For too long, as they suffered under a purple-and-gold yoke, Los Angeles Clippers fans were familiar with a very particular sort of pain: The arena stopped serving alcohol at the end of the third quarter, meaning anyone seeking a premium-style VIP luxury bar experience in the dreary confines of an NBA arena during the fourth quarter was out of luck. The thrill of watching James Harden take his 13th and 14th free throws of the night as the Clips try to overcome a late 11-point deficit just doesn't hit the same without a $22 domestic draft. The experience of recounting said free throws five hours later over a $31 gin and tonic is equally paltry if you can't share it with fellow VIPs in the arena where Harden shot those free throws.
Thankfully, California Governor Gavin Newsom has solved this pressing problem. On Sunday, Newsom signed AB-3206, an extremely specific bill that will allow alcohol sales to continue until 4:00 a.m. in VIP areas of the new Clippers arena in Inglewood until Jan. 1, 2030. California state law otherwise prohibits alcohol sales between 2 a.m. and 6 a.m.; now, thanks to the state legislature, an arena that has yet to host its first NBA game can boast of the first exception. The bill does not name the Clippers arena specifically, though its carve-out in state liquor law applies strictly to vendors operating in a "fully enclosed arena with a seating capacity of at least 18,000 seats located in the City of Inglewood," and only within a "private area in the arena no larger than 2,500 square feet" after events.

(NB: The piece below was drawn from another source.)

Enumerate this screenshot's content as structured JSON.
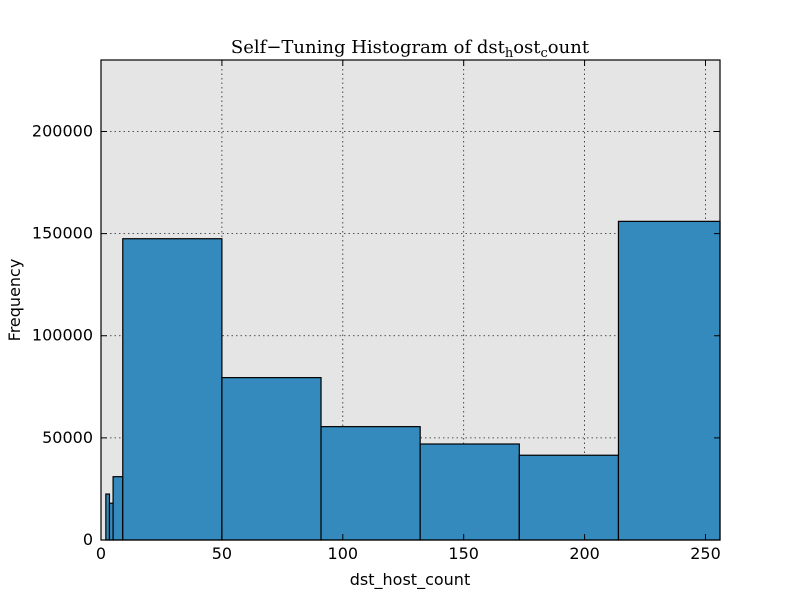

The bill was introduced by assembly member Tina McKinnor in February, amended and passed out of committee in April, and approved by the state senate in August by a vote of 21-14. Newsom signed it into law Sunday night. In a statement he acknowledged the risks and committed to getting the California Highway Patrol and local cops to "track DUI incidents in the surrounding communities, and to prepare a report on the impacts of extended alcohol service hours." Meanwhile, Newsom has also been busy pivoting to the right on immigration, signing a new law that will punish protestors, and vetoing bills that would have reined in "AI" and limited the power of private equity in healthcare.
The intimation of a suggestion of the framework for a DUI task force is an oblique way to justify a law that might kill people, and the only real pitch for the new law anyone involved in it has made has been equally oblique: McKinnor made reference to "Inglewood's renaissance" in an August tweet. You can't really make the case that a law whose chief effect will be allowing people to get blasted while pointing to a spot on the court where Norman Powell missed a midrange jumper has any meaningful public benefit. McKinnor also said the bill "is limited in scope, includes numerous safeguards to protect public health and safety, including approval by the Inglewood City Council and will provide another entertainment option to compliment [sic] the over $2 billion of private investment in Inglewood’s [name of Clippers arena]."

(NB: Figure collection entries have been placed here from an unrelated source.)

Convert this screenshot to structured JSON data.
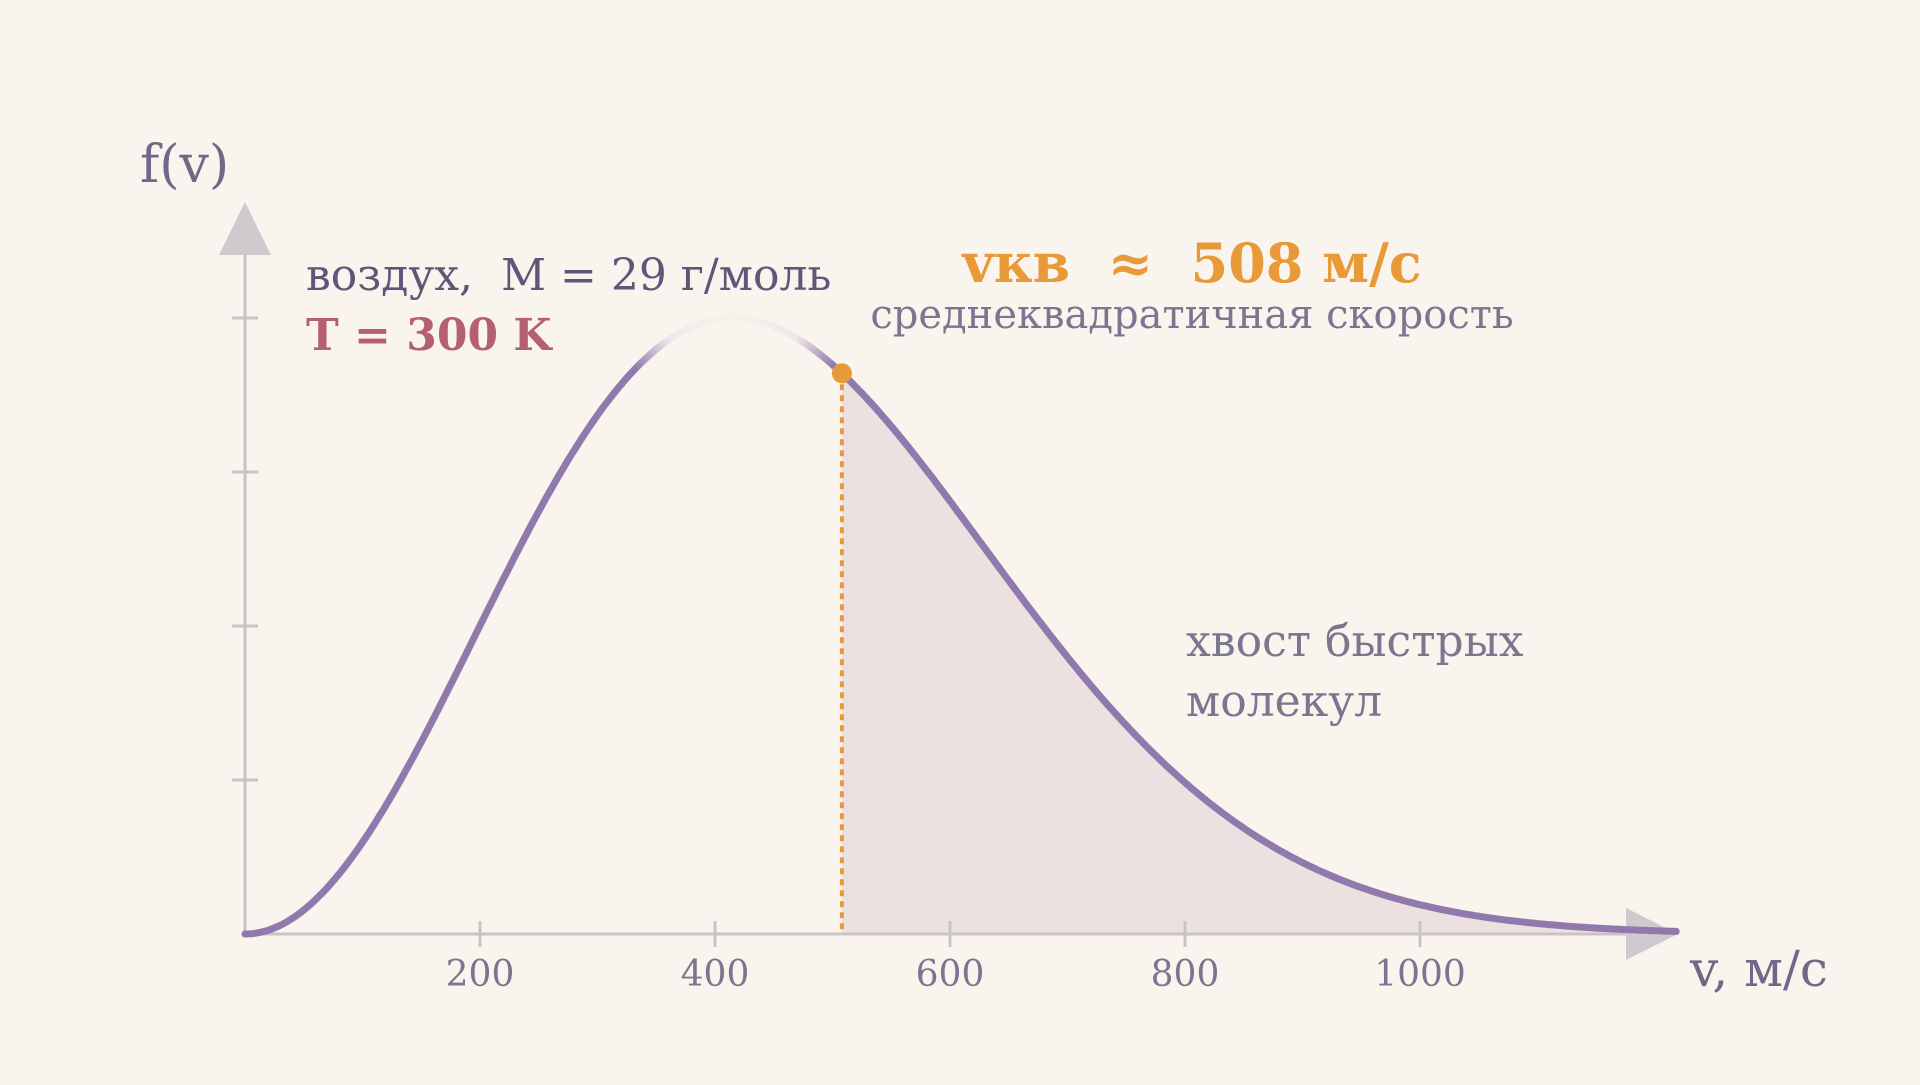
{
  "chart_data": {
    "type": "line",
    "title": "",
    "xlabel": "v, м/с",
    "ylabel": "f(v)",
    "xlim": [
      0,
      1220
    ],
    "ylim": [
      0,
      1.0
    ],
    "x_ticks": [
      200,
      400,
      600,
      800,
      1000
    ],
    "x_tick_labels": [
      "200",
      "400",
      "600",
      "800",
      "1000"
    ],
    "y_ticks_unlabeled": [
      0.25,
      0.5,
      0.75,
      1.0
    ],
    "grid": false,
    "series": [
      {
        "name": "",
        "distribution": "Maxwell",
        "peak_v": 415,
        "color": "#8f79ad"
      }
    ],
    "shaded_region": {
      "from": 508,
      "to": 1220,
      "color": "#e8dcdc"
    },
    "marker": {
      "x": 508,
      "color": "#e89a38"
    },
    "annotations": {
      "gas": "воздух,  М = 29 г/моль",
      "temperature": "T = 300 K",
      "vrms": "vкв  ≈  508 м/с",
      "vrms_caption": "среднеквадратичная скорость",
      "tail_line1": "хвост быстрых",
      "tail_line2": "молекул"
    },
    "colors": {
      "background": "#faf4ee",
      "axis": "#c9c3c6",
      "curve": "#8f79ad",
      "accent": "#e89a38",
      "temperature": "#b55f75",
      "text": "#5e5778",
      "caption": "#7b7690"
    }
  }
}
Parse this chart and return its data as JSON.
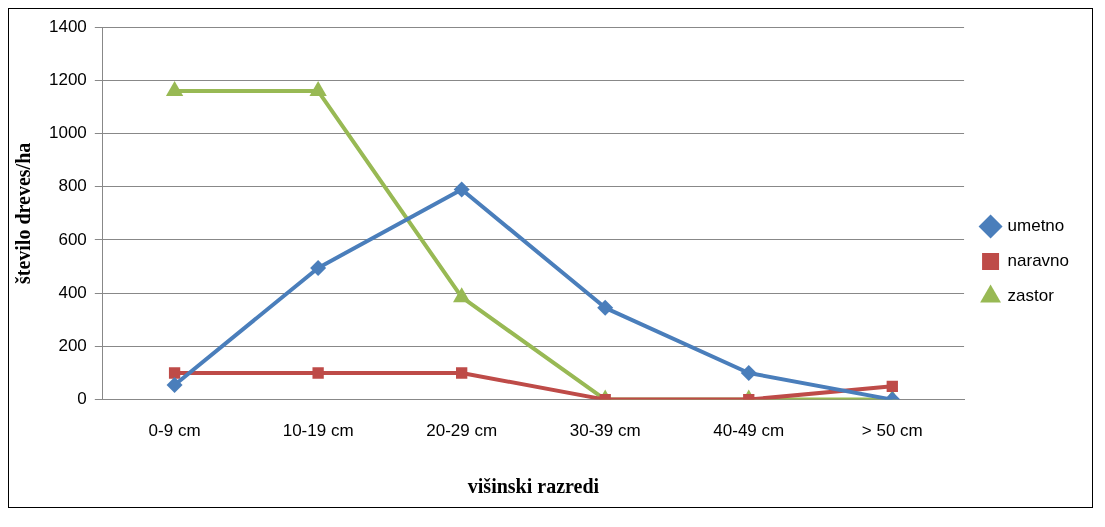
{
  "chart_data": {
    "type": "line",
    "xlabel": "višinski razredi",
    "ylabel": "število dreves/ha",
    "categories": [
      "0-9 cm",
      "10-19 cm",
      "20-29 cm",
      "30-39 cm",
      "40-49 cm",
      "> 50 cm"
    ],
    "series": [
      {
        "name": "umetno",
        "color": "#4a7ebb",
        "marker": "diamond",
        "values": [
          55,
          495,
          790,
          345,
          100,
          0
        ]
      },
      {
        "name": "naravno",
        "color": "#be4b48",
        "marker": "square",
        "values": [
          100,
          100,
          100,
          0,
          0,
          50
        ]
      },
      {
        "name": "zastor",
        "color": "#98b954",
        "marker": "triangle",
        "values": [
          1160,
          1160,
          385,
          0,
          0,
          0
        ]
      }
    ],
    "ylim": [
      0,
      1400
    ],
    "yticks": [
      0,
      200,
      400,
      600,
      800,
      1000,
      1200,
      1400
    ],
    "grid": "y",
    "legend": "right",
    "line_style": "solid"
  }
}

The scope of the bill truly is quite small, so what makes the case of AB-3206 interesting is less its text than the circumstances of its passage. The traditional story of arena construction involves a billionaire owner getting the public to pay for a certain amount of their new arena, typically via either the stick of potential relocation or the carrot of urban renewal. The case of the Clippers' arena is different, in that there's scarcely anything public about it.
Team owner Steve Ballmer paid for the new arena himself and made it worth the Inglewood city government's while to let him do whatever he wanted. Many residents have complained about the changes ushered in by the new building—to name three commingled effects: gentrification, displacement, soaring rents—though Ballmer footing the bill meant that they had no input whatsoever. (We should note also that Ballmer's wife Connie Snyder once donated $1 million to Newsom's 2021 recall defense.)
Similarly, as the new booze bill will apply only to people rich enough to spring for a suite (the primary suites on offer are called the Neat Suites, which is truly abominable) or otherwise get into the VIP area, normal people and Clippers fans will only be affected if a drunk rich guy runs them over on the way back from watching the Clips blow a 15-point lead to the Suns in January. It's a glimpse of the fundamentally exclusionary future of big-time professional sports in America.
That it's futuristic doesn't make it cool. The Ballmerite vision of this involves the glitziest and most glamorous Angelenos doing business deals deep into the wee hours—in the VIP suites, to reiterate, at Los Angeles Clippers games—but in actuality, it more likely will mean exhausted bartenders being forced to keep serving besotted, grim-smelling dudes with harrowingly complex Bones Hyland opinions, deep into the bleak morning.